January 27, 2011: Page Turners 7 p.m.

Book: Cold Mountain by Charles Frazier


Discussion:


We celebrated a new year of Page Turners with a change in location this month. Due to renovations at the Central Library, the group met at the North Garland Branch Library, where we will continue to meet through part of the spring.

This month we read Charles Frazier’s Cold Mountain, which received a bit of a cool reception. Several group members enjoyed the book, seven gave it a thumbs up vote, but these reactions were tempered by an equal number of readers who either voted thumbs down, three, or sideways, four. We also had a few members abstain from voting pending completion.

The group was split over two different ways of defining the novel. One faction saw it as a love story consisting of two tales of survival. The other section described the novel as primarily a story of war. Personally, I found Cold Mountain to be a bit of both. The novel took place during the Civil War and many of its characters are soldiers, some with haunting memories of the fighting. However, apart from some of Inman’s recollections, readers did not encounter many scenes of battle. The bulk of the story detailed his sweetheart, Ada’s attempts to survive on her family’s farm and his own efforts to walk back to her, wounded in more ways than one.

As with the split over the type of story, the group was also divided on the subject of the characters. Some Page Turners really liked the characters, particularly Ada and Ruby. They liked the presence of strong women in the novel and enjoyed reading from their perspective. Many of us were impressed by Ada’s transformation and her growing friendship with Ruby. We were pleased that she was able to put her city pretensions behind her and make survival her priority. She also formed an excellent partnership with Ruby, treating her as an equal from day one. One reader compared their relationship to a kind of marriage, each sharing their strengths with the other.

Despite this admiration for the two women, some of the group members found the characters hard to relate to. We received some insight into Inman’s state of mind regarding the war and Ada as he walks, and a few of Ada’s memories of him and her father were supplied. However, I wondered about their relationship for a large portion of the book. Until the scene where Ada read one of Inman’s letters I doubted whether she even liked him and thought perhaps the affection was all on his side. Another Page Turner questioned whether or not “she even knew this guy”. With these doubts in mind we found it a little difficult to become invested in the main characters, although amusingly, everyone in the group agreed that they could have taken or left Stobrod, Ruby’s father.

Despite a few readers still plowing through the books, we went ahead and discussed the ending, thereby spoiling it for them. Due to the vague description in the final chapters, not everyone was clear on how Inman died. Having dispatched Ada and Ruby ahead to the farm, Inman and Stobrod encountered Teague and some other members of the Home Guard on their way back to Black Cove. They were able to subdue all but one of the Guard, an young adolescent. Inman tried to talk the boy into handing over his gun so that he did not have to shoot him, but the boy refused and ended up shooting Inman. Ada heard the shot and ran back in time to hold Inman before he died.

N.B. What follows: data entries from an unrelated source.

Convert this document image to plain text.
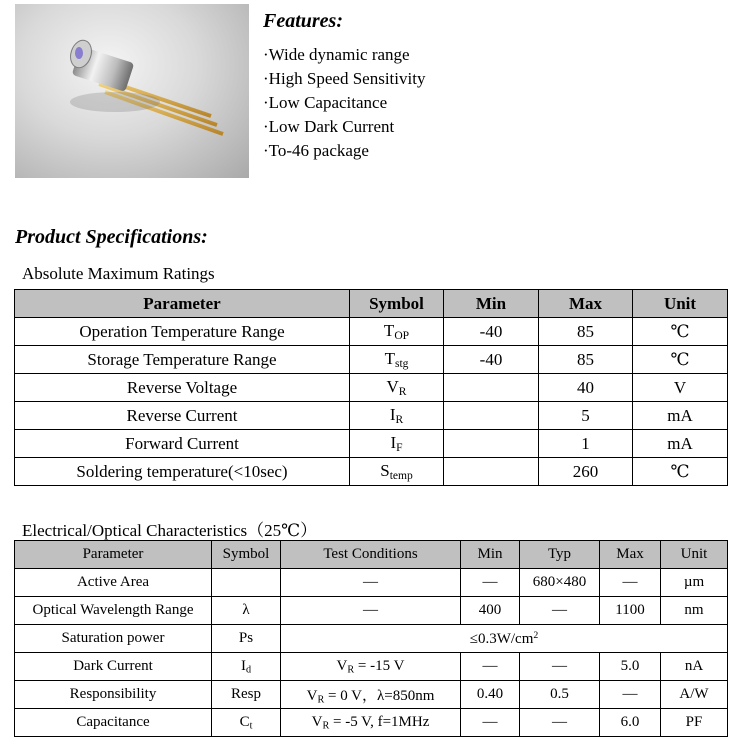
Features:
·Wide dynamic range
·High Speed Sensitivity
·Low Capacitance
·Low Dark Current
·To-46 package
Product Specifications:
Absolute Maximum Ratings
Parameter	Symbol	Min	Max	Unit
Operation Temperature Range	$T_{OP}$	-40	85	℃
Storage Temperature Range	$T_{stg}$	-40	85	℃
Reverse Voltage	$V_R$		40	V
Reverse Current	$I_R$		5	mA
Forward Current	$I_F$		1	mA
Soldering temperature(<10sec)	$S_{temp}$		260	℃
Electrical/Optical Characteristics（25℃）
Parameter	Symbol	Test Conditions	Min	Typ	Max	Unit
Active Area		—	—	680×480	—	µm
Optical Wavelength Range	λ	—	400	—	1100	nm
Saturation power	Ps	$\le 0.3W/cm^2$
Dark Current	$I_d$	$V_R = -15$ V	—	—	5.0	nA
Responsibility	Resp	$V_R = 0$ V，λ=850nm	0.40	0.5	—	A/W
Capacitance	$C_t$	$V_R = -5$ V, f=1MHz	—	—	6.0	PF
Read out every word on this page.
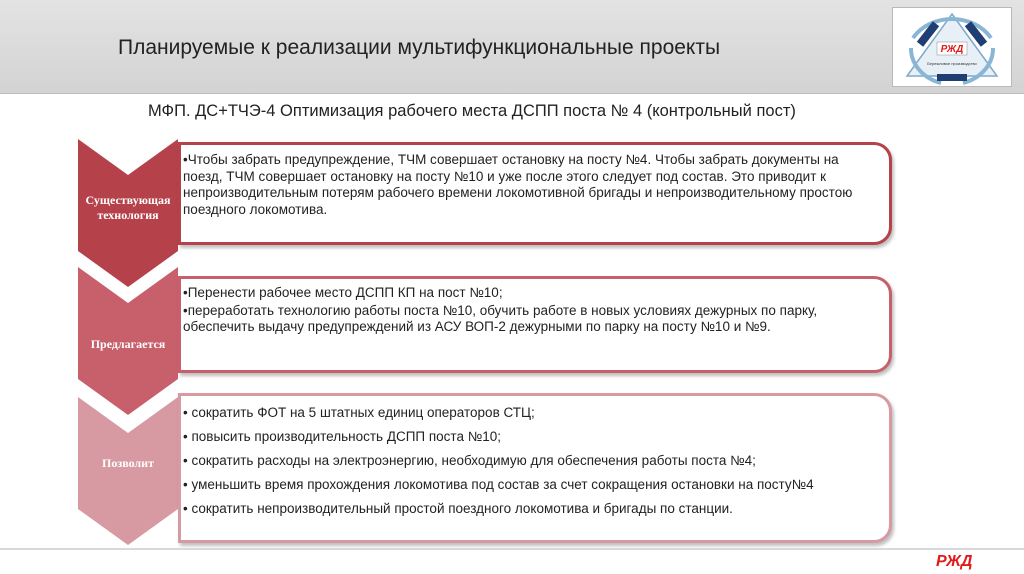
Планируемые к реализации мультифункциональные проекты	РЖД
Бережливое производство
МФП. ДС+ТЧЭ-4 Оптимизация рабочего места ДСПП поста № 4 (контрольный пост)
Существующая
технология
•Чтобы забрать предупреждение, ТЧМ совершает остановку на посту №4. Чтобы забрать документы на поезд, ТЧМ совершает остановку на посту №10 и уже после этого следует под состав. Это приводит к непроизводительным потерям рабочего времени локомотивной бригады и непроизводительному простою поездного локомотива.
Предлагается
•Перенести рабочее место ДСПП КП на пост №10;
•переработать технологию работы поста №10, обучить работе в новых условиях дежурных по парку, обеспечить выдачу предупреждений из АСУ ВОП-2 дежурными по парку на посту №10 и №9.
Позволит
• сократить ФОТ на 5 штатных единиц операторов СТЦ;
• повысить производительность ДСПП поста №10;
• сократить расходы на электроэнергию, необходимую для обеспечения работы поста №4;
• уменьшить время прохождения локомотива под состав за счет сокращения остановки на посту№4
• сократить непроизводительный простой поездного локомотива и бригады по станции.
РЖД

Although many of us were not that invested in the characters, Inman’s death still shook us all. We understood that a novel could lose some of its potency if everything was resolved happily, but it still seemed unfair that Stobrod survived his wound while Inman himself survived previous gunshots to the head and neck only to die from a chest wound shortly after his reunion with Ada.

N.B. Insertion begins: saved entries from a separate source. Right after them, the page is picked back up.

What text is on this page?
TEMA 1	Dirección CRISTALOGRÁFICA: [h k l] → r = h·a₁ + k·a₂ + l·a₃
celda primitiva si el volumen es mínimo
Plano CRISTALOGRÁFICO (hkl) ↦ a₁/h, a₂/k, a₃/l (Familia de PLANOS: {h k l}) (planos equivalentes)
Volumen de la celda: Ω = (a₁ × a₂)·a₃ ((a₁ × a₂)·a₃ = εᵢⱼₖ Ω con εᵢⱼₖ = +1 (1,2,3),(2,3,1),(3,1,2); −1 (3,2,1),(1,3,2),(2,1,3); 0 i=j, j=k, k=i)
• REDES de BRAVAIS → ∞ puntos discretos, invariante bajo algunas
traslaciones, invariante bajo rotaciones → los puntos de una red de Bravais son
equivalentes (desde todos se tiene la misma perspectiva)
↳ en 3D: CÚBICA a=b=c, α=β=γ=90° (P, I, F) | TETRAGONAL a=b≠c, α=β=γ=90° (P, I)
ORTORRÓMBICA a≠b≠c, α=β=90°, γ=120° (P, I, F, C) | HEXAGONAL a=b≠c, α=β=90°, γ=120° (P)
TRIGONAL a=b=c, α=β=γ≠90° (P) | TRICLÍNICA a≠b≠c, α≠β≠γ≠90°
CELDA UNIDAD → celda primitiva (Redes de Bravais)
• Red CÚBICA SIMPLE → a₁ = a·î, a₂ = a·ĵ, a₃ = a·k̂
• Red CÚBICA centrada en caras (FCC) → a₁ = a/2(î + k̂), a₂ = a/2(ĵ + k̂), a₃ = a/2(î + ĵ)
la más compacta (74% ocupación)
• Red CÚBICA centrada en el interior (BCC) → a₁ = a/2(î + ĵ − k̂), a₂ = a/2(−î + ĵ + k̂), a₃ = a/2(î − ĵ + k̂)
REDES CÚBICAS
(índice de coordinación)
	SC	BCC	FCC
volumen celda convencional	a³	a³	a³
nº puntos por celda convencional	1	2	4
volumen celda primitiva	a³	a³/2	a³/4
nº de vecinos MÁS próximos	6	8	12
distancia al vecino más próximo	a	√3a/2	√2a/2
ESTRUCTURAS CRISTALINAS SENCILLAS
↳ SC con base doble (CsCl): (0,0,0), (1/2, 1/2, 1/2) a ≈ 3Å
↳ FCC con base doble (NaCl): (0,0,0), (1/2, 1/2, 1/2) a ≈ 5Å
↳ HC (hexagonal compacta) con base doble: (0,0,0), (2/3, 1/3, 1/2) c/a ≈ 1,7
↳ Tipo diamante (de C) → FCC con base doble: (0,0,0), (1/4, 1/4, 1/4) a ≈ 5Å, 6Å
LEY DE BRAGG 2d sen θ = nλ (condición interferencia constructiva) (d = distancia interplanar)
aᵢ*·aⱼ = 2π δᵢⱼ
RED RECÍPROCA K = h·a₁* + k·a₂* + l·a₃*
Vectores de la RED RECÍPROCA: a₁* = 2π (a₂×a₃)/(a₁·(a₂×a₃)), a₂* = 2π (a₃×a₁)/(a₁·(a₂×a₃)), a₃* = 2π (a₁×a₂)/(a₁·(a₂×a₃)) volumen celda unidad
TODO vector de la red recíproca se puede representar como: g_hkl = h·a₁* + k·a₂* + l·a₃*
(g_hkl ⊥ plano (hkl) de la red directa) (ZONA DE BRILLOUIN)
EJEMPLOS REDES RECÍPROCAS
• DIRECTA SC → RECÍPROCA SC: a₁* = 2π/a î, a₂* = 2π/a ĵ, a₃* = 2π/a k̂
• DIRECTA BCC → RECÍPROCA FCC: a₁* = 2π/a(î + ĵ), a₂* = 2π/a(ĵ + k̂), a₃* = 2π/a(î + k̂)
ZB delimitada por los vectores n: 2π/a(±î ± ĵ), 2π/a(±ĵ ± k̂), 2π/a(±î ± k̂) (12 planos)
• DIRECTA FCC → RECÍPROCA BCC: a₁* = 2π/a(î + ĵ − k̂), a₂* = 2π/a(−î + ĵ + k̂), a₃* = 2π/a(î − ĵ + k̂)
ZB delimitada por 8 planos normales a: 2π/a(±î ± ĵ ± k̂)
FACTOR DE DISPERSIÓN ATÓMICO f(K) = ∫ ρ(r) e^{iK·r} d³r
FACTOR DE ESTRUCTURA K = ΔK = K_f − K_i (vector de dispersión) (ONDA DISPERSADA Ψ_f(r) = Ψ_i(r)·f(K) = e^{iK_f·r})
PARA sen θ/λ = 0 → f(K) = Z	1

As the meeting wound down we moved on to topics more loosely connected with the book. One of these was the Confederate legacy which remained after the war. One Page Turner grew up in North Carolina and said she definitely felt some of the tensions amongst the people, even half a century later.

This Page Turner and another recently travelled to Gainesville with the Senior Center. While there they visited the courthouse, where they learned about the Gainesville Lynchings. Apparently, in 1862, forty men who supposedly held Union sympathies were hung in Gainesville, after being condemned by a questionable group of citizens.

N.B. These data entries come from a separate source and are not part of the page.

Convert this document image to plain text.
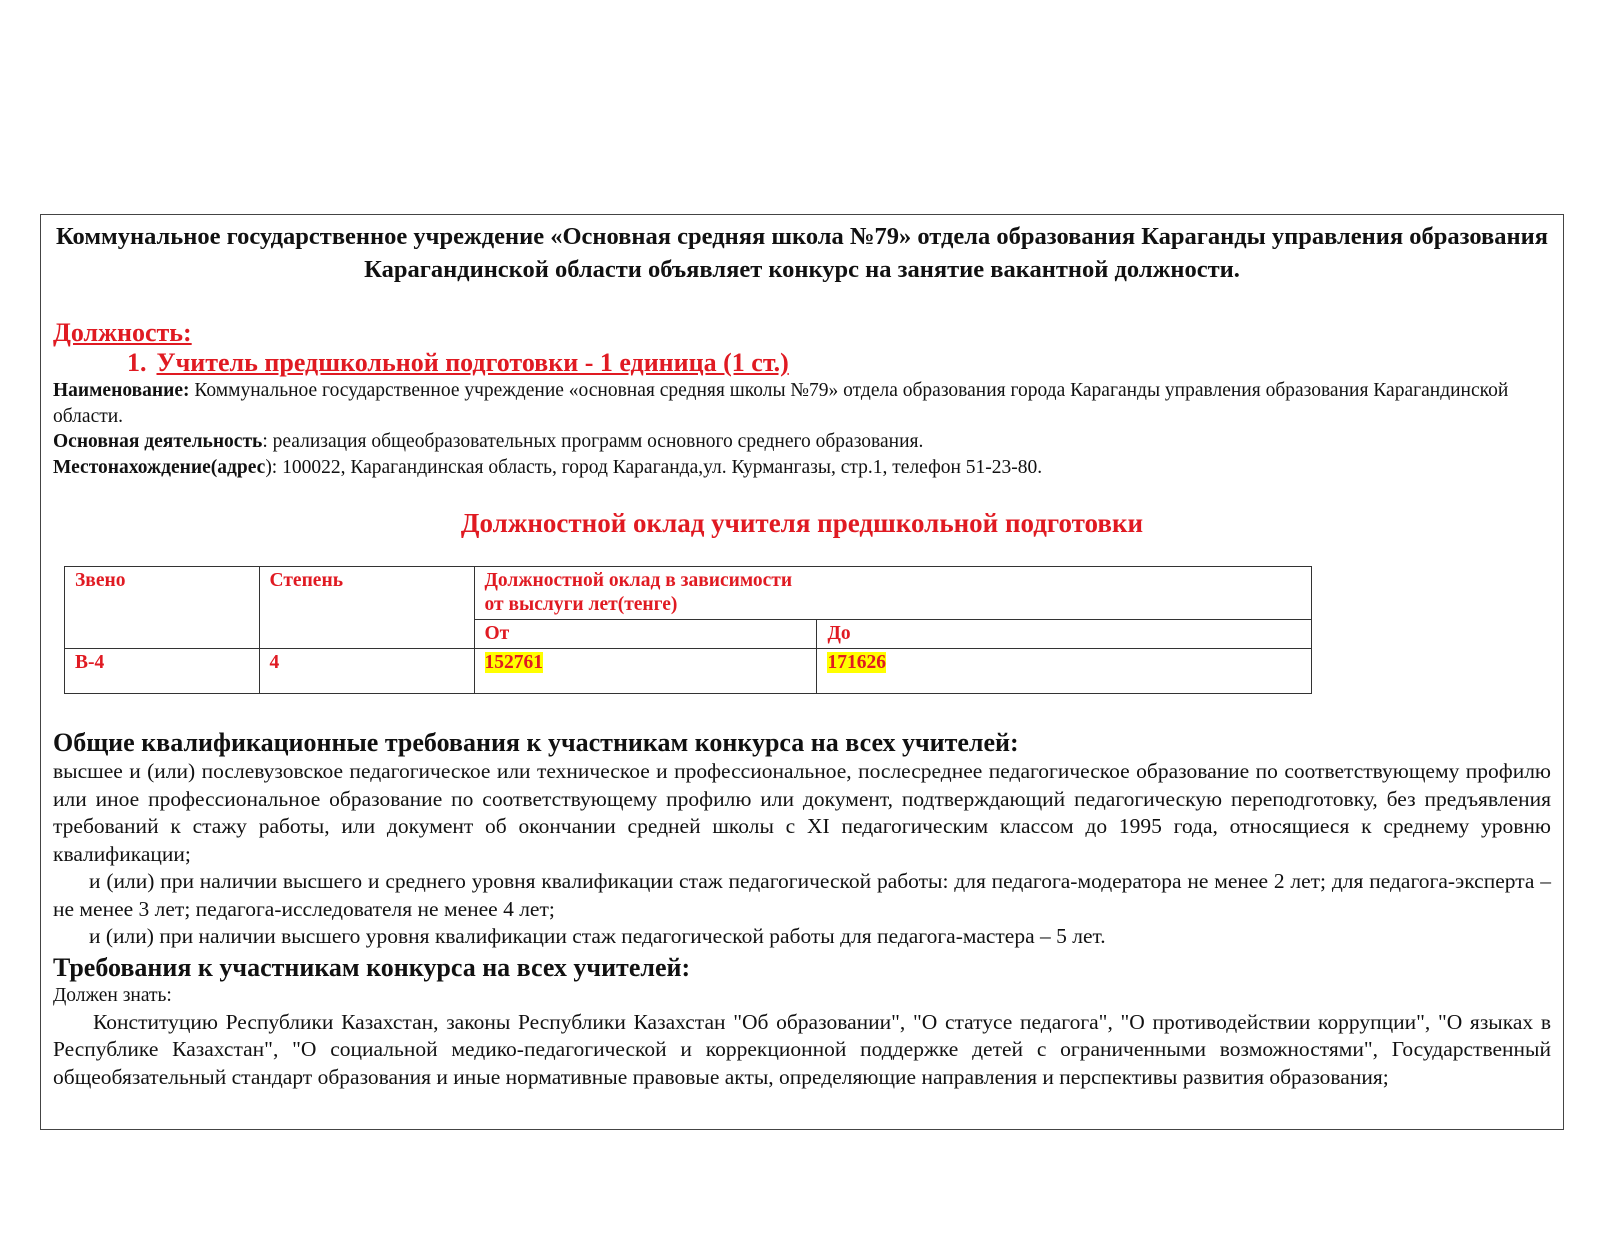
Коммунальное государственное учреждение «Основная средняя школа №79» отдела образования Караганды управления образования Карагандинской области объявляет конкурс на занятие вакантной должности.

Должность:
1. Учитель предшкольной подготовки - 1 единица (1 ст.)

Наименование: Коммунальное государственное учреждение «основная средняя школы №79» отдела образования города Караганды управления образования Карагандинской области.

Основная деятельность: реализация общеобразовательных программ основного среднего образования.

Местонахождение(адрес): 100022, Карагандинская область, город Караганда,ул. Курмангазы, стр.1, телефон 51-23-80.

Должностной оклад учителя предшкольной подготовки

Звено	Степень	Должностной оклад в зависимости
от выслуги лет(тенге)	

		От	До
В-4	4	152761	171626

Общие квалификационные требования к участникам конкурса на всех учителей:

высшее и (или) послевузовское педагогическое или техническое и профессиональное, послесреднее педагогическое образование по соответствующему профилю или иное профессиональное образование по соответствующему профилю или документ, подтверждающий педагогическую переподготовку, без предъявления требований к стажу работы, или документ об окончании средней школы с XI педагогическим классом до 1995 года, относящиеся к среднему уровню квалификации;

и (или) при наличии высшего и среднего уровня квалификации стаж педагогической работы: для педагога-модератора не менее 2 лет; для педагога-эксперта – не менее 3 лет; педагога-исследователя не менее 4 лет;

и (или) при наличии высшего уровня квалификации стаж педагогической работы для педагога-мастера – 5 лет.

Требования к участникам конкурса на всех учителей:

Должен знать:

Конституцию Республики Казахстан, законы Республики Казахстан "Об образовании", "О статусе педагога", "О противодействии коррупции", "О языках в Республике Казахстан", "О социальной медико-педагогической и коррекционной поддержке детей с ограниченными возможностями", Государственный общеобязательный стандарт образования и иные нормативные правовые акты, определяющие направления и перспективы развития образования;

Our final topic of discussion was the film version of Cold Mountain. I could not remember if it ended the same way as the book, but another reader recalled that it had. She also pointed out that the Swanger sons played a larger role in the film, returning to the family farm at the film’s conclusion. We also joked about the nationalities of the three lead actors. Nicole Kidman, was an Australian, Jude Law was from Britain, only one, Renee Zellweger, was an American southerner!

As usual copies of next month’s selection were available for checkout after the meeting. We will meet again at the North Garland Branch Library on February 24, at which time we will discuss Maeve Binchy’s novel Heart and Soul.